Among the reforms, Ms. Brown-Dickerson wants to see “new laws” that stop officers from “shooting to kill.”
She believes, as does her supporters, that there’s “no justification” for shooting a man when his back is towards you and he’s unarmed.
“I’m in pain while they try to justify what they do,” said Ms. Brown-Dickerson, who called the words uttered by Commissioner Ramsey in the aftermath of her son’s ambiguous murder, “cold, empty and calculating.”
Not only does the mother of the deceased want more compassion from the top brass, she wants more information and footage of what took place the morning of December 15th.
“Brandon isn’t coming home because of a routine traffic stop… I don’t know the middle of his situation and I do not know the end,” she said.
Body and dashboard cameras, of course, would’ve given both the family and the police department greater insight into the officer-involved shooting. Body cameras, however, are only being tested on cops in the 22nd district – though an officer told me the department has been experimenting with them since the 2011 eviction of Occupy Philly – and police cruisers in Philadelphia don’t have dashboard cameras.
Ms. Denise James, a former journalist currently employed as the Strategic Communications Director for Philadelphia Police Department, confirms that while the department is absolutely looking at body cameras, there are no dashboard cameras, nor are there any current talks about adopting them.

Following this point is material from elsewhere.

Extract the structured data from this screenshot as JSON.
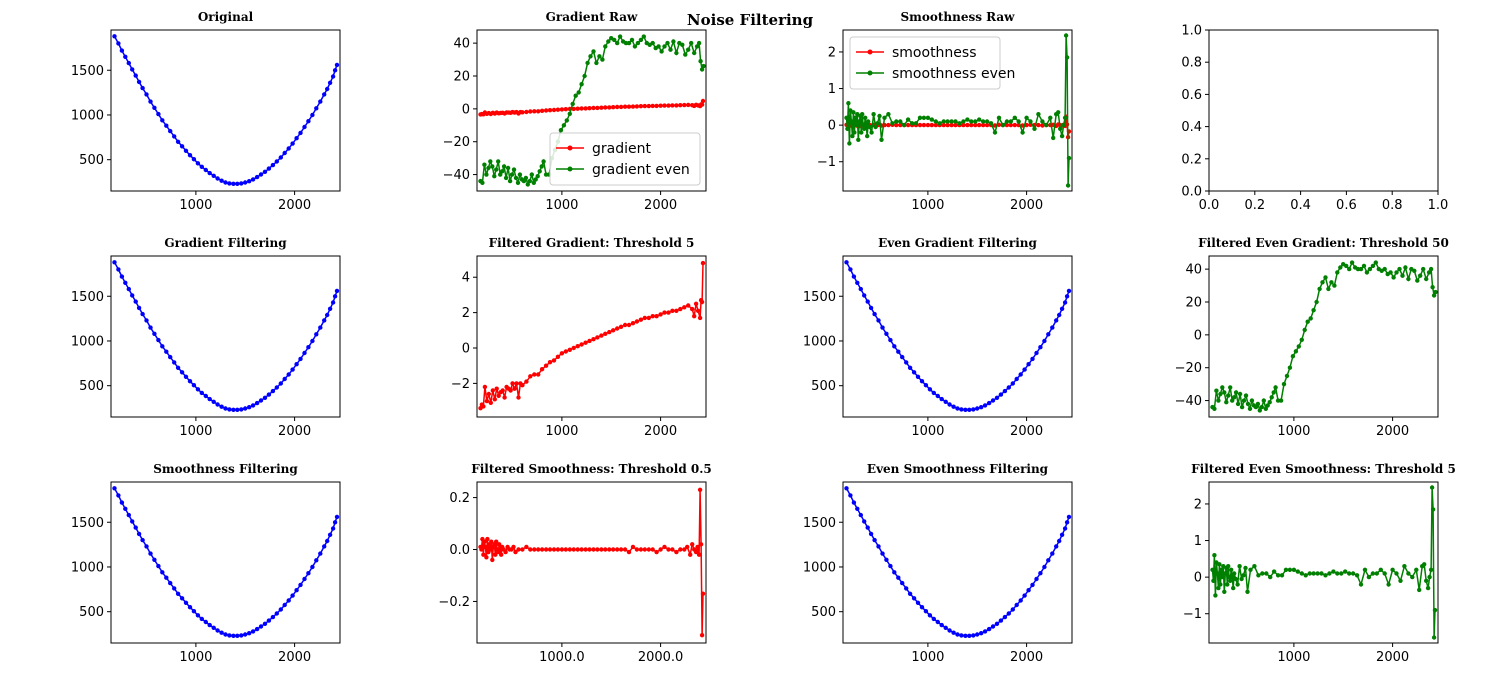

Mr. Kelvyn Anderson, Executive Director, Philadelphia Police Advisory Commission, said while his office hasn’t really had the conversation about dashboard cameras, its not uncommon for police departments to do their work without them.
“Major equipment isn’t automatic in any department,” he said.
Mr. Greg Brinkley, a former correctional officer turned private investigator who’s working with the family of Brandon Tate-Brown to unearth clues that’ll lead to some resolve, said to learn that the Philadelphia Police Department doesn’t have dashboard cameras and that they aren’t even considering them is “preposterous,” considering the concerns of so many when it comes to police brutality.
Mr. Brinkley was among a handful of Philadelphia activist who testified at City Hall last year in front of the United States Department of Justice regarding officer-involved shootings and police brutality in the City.
He said dashboard cameras, given the City’s propensity to tout its 21 century flair, are “way overdue” and suggested if Commissioner Ramsey is serious about being transparent and improving police and community relations, than what better way to start than with more cameras.
Mr. Brinkley said he wouldn’t mind paying more in taxes for the cameras. Even better, he said, “we should take out a bond or court private donors.”
But regardless of how it’s paid for or whether it’s a priority to the police commissioner, Mr. Brinkley said it’s too important to wait and its something the “people will demand!”